As a rebellious teenager I was not an enthusiastic student. The run-of-the-mill curriculum in Texas was boring even all those decades before the war between science and religion in schools. As an adult taking evening classes after a full workday I came to appreciate formal education. I take pleasure in learning from great teachers in a classroom environment.
The importance of learning advanced and efficient techniques from an experienced practitioner cannot be overstated. Rapid advances in computer technology meant spending much of my previous career in training classes. My genealogical experience has been much the same. Newly discovered records, access methods, and evolving standards and research techniques have led to great progress in genealogical research. Trying to keep up through magazine articles and blogs is practically impossible when client projects and volunteer activities need our attention. But good professionals and advanced researchers understand the importance of allocating time and money for education.
This month I attended the Salt Lake Institute of Genealogy (SLIG) sponsored by the Utah Genealogical Association. I took the "Advanced Methodology" course coordinated by Thomas W. Jones, Ph.D., CG, CGL, FASG, FUGA. Some sessions were presented by Rick Sayre, CG, and Claire Bettag, CG. These are all top-tier speakers in the genealogical community. No one in the class was disappointed. Even sessions on topics I had attended before had updated material that I would have never known about if I didn't place such a high priority on continuing to educate myself. Practical hands-on exercises helped cement the concepts being taught.

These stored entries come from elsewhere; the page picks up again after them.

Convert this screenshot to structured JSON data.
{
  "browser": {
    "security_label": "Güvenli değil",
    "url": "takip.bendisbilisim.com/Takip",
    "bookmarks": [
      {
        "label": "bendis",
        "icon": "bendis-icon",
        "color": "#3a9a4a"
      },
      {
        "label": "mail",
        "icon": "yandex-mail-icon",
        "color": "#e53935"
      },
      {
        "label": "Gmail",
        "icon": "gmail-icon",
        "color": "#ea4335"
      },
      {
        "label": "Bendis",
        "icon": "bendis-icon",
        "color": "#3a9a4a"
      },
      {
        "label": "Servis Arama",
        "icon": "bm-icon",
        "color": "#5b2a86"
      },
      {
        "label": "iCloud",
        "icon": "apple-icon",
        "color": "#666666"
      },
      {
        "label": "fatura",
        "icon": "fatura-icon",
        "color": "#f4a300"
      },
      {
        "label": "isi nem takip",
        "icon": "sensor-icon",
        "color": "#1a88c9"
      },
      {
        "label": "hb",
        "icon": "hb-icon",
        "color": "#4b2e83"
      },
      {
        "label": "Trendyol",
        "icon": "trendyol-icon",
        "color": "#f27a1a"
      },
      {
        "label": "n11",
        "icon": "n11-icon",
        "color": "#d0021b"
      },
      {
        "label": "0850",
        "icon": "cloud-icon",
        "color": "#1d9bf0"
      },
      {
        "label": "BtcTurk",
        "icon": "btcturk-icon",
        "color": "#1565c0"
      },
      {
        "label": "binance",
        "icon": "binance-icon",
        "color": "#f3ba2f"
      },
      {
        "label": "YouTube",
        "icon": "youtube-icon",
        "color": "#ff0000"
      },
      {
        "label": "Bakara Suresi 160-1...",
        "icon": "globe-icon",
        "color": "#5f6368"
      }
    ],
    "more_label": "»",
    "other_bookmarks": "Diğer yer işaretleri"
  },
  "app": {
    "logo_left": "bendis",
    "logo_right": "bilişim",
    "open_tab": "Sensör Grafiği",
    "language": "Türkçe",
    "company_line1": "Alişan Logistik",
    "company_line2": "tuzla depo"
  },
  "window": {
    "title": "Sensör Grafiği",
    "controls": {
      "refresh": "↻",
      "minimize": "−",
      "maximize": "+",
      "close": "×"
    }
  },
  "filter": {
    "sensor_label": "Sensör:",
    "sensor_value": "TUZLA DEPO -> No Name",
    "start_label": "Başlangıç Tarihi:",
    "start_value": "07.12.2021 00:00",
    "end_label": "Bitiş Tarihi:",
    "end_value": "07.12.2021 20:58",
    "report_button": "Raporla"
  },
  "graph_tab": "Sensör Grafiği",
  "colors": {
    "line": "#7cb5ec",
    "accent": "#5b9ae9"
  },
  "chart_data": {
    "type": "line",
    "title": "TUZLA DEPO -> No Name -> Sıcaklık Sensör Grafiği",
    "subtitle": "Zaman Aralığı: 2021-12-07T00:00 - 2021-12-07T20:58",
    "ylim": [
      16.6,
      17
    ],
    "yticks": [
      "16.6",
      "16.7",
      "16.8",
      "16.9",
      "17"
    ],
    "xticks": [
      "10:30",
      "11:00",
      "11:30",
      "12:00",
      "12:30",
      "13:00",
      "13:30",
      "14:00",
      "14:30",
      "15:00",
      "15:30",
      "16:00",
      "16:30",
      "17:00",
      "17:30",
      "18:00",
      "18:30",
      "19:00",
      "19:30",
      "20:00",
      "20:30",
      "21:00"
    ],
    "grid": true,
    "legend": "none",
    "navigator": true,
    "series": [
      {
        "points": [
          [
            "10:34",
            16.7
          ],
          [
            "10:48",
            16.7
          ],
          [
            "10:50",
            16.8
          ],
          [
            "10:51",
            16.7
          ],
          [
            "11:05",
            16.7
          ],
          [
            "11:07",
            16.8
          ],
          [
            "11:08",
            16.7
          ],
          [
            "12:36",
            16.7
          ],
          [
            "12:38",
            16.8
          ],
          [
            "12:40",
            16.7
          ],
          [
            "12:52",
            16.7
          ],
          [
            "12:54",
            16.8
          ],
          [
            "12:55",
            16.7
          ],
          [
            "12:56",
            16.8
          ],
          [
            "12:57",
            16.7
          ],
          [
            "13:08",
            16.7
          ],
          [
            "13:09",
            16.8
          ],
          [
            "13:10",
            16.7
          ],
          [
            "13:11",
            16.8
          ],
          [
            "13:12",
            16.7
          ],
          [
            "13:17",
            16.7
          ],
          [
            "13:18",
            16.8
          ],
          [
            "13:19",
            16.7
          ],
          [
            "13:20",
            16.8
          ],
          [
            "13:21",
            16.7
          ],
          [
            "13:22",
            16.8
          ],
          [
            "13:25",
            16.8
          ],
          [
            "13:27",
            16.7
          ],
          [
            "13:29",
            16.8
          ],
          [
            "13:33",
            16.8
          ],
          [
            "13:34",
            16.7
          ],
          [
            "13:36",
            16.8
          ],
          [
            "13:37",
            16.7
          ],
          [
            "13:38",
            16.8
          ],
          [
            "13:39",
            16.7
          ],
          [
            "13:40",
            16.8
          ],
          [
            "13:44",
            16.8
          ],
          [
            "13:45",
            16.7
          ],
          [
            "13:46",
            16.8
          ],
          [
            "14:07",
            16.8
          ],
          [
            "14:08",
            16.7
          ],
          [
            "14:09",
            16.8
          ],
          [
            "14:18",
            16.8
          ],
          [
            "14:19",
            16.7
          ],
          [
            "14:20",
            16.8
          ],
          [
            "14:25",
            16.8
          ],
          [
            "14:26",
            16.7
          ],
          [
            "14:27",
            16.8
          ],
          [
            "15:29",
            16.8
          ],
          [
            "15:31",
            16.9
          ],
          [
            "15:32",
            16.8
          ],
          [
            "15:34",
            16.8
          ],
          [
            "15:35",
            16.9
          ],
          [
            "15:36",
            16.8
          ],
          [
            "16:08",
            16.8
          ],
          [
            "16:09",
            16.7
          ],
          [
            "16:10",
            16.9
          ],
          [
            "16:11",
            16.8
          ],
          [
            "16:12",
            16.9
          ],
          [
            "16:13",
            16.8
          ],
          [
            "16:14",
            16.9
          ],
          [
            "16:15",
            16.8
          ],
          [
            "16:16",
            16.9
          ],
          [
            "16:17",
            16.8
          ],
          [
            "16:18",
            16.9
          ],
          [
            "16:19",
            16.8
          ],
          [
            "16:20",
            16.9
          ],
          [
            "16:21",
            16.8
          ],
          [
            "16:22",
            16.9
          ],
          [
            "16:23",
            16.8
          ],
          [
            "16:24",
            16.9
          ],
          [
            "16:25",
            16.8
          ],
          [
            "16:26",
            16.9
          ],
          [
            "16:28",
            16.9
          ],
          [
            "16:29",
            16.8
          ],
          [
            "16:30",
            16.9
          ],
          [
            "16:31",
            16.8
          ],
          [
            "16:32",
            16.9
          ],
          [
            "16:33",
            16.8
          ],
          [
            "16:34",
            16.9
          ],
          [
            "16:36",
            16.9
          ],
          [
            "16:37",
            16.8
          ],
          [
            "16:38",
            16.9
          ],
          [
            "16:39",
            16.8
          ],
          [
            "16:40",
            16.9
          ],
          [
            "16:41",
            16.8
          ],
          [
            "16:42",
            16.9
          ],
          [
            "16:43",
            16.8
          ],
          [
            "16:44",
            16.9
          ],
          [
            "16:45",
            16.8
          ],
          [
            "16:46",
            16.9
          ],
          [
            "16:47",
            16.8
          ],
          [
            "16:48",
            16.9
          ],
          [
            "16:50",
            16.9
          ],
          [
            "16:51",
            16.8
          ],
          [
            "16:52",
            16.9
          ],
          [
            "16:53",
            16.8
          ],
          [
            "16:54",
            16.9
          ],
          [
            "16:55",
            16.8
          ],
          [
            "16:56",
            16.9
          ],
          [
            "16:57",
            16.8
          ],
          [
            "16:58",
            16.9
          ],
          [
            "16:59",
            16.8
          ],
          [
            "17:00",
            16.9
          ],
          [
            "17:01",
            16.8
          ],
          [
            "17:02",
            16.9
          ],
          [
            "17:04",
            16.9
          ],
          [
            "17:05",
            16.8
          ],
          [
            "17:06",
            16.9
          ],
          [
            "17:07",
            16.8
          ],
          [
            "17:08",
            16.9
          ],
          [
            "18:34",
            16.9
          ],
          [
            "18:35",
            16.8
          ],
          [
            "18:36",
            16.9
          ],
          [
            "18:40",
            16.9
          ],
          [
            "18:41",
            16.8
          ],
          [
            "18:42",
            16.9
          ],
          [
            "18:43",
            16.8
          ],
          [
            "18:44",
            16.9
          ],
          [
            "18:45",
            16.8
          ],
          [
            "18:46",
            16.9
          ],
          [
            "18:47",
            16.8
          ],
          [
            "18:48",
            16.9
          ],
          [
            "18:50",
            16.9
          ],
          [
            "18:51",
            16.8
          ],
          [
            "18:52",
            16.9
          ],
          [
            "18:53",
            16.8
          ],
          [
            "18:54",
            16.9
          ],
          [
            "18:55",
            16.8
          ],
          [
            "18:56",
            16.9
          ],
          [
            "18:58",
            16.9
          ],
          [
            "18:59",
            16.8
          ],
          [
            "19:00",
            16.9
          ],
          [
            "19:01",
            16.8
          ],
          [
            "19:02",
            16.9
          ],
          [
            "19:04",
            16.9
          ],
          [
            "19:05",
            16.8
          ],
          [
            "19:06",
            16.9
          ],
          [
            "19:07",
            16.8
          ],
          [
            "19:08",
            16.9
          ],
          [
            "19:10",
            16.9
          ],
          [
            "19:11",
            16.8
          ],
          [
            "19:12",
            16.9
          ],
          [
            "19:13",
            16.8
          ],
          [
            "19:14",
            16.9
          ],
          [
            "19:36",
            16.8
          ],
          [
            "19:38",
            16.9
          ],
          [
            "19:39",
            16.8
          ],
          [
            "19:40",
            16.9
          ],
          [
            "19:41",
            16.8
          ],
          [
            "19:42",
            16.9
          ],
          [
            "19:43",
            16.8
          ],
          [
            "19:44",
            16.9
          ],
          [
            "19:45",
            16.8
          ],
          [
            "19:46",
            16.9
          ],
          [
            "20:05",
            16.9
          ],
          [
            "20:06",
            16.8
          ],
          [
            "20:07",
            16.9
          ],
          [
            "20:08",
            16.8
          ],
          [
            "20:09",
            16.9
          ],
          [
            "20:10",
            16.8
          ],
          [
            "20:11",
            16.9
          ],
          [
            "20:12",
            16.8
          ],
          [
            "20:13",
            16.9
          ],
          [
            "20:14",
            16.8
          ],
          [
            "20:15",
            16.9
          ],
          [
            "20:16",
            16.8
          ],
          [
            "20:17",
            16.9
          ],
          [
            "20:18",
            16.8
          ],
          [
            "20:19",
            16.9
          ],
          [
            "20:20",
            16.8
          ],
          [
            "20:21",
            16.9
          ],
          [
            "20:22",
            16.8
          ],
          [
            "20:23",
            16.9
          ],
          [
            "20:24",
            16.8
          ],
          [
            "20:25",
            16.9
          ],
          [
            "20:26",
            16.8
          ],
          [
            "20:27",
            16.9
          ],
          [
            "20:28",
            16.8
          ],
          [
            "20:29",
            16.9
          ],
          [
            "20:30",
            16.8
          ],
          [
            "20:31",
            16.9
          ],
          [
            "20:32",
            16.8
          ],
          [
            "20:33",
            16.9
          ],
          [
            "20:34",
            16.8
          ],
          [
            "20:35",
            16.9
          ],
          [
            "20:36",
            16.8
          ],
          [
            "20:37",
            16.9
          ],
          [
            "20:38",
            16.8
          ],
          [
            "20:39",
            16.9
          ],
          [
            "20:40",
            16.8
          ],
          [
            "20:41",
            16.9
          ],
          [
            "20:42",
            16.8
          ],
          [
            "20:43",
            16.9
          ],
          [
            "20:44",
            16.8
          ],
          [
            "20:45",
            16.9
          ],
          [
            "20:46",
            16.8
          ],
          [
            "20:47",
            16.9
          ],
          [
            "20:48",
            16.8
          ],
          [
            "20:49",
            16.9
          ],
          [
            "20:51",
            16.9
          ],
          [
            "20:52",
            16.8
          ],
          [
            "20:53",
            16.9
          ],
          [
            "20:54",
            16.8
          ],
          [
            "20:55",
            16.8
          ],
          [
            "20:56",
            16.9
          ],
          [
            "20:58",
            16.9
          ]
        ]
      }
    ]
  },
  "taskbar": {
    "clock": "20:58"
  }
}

For my money, institutes are a much better investment than conferences. Conferences are great for networking and getting an introduction to a topic. Institutes give in-depth exposure in a cohesive, coordinated group of sessions. In 2003 I took the "Advanced Methodology" course taught by Elizabeth Shown Mills, CG, at the Institute of Genealogy and Historical Research (IGHR). Although the two courses have the same name and cover some of the same topics, any serious genealogist should consider taking both courses. Mills and Jones are both highly-respected researchers using advanced techniques. But different examples and different viewpoints expose us to more ideas. We learn not everyone works the same way. We see things that will improve our work procedures and some things that may not work so well for us. We can synthesize all we learn and come up with a procedure perfect for our own situation.
So, do you prefer the icy conditions at Salt Lake City's
SLIG in January with the bonus of having the Family History Center a block away? Or the hot, humid atmosphere of Birmingham's IGHR in June with the bonus of a great university and law library? Or a third option, Washington, D.C.'s National Institute of Genealogical Research (NIGR) in July with access to the National Archives? There are "bonus points" for achieving a trifecta and attending all three institutes in one year. IGHR and SLIG both offer classes for researchers at all levels from beginner to advanced and professional. NIGR is designed for experienced researchers.
CG, Certified Genealogist, and CGL, Certified Genealogical Lecturer are service marks of the Board for Certification of Genealogists® (BCG), used under license by professionals who pass periodic competency evaluations by the Board.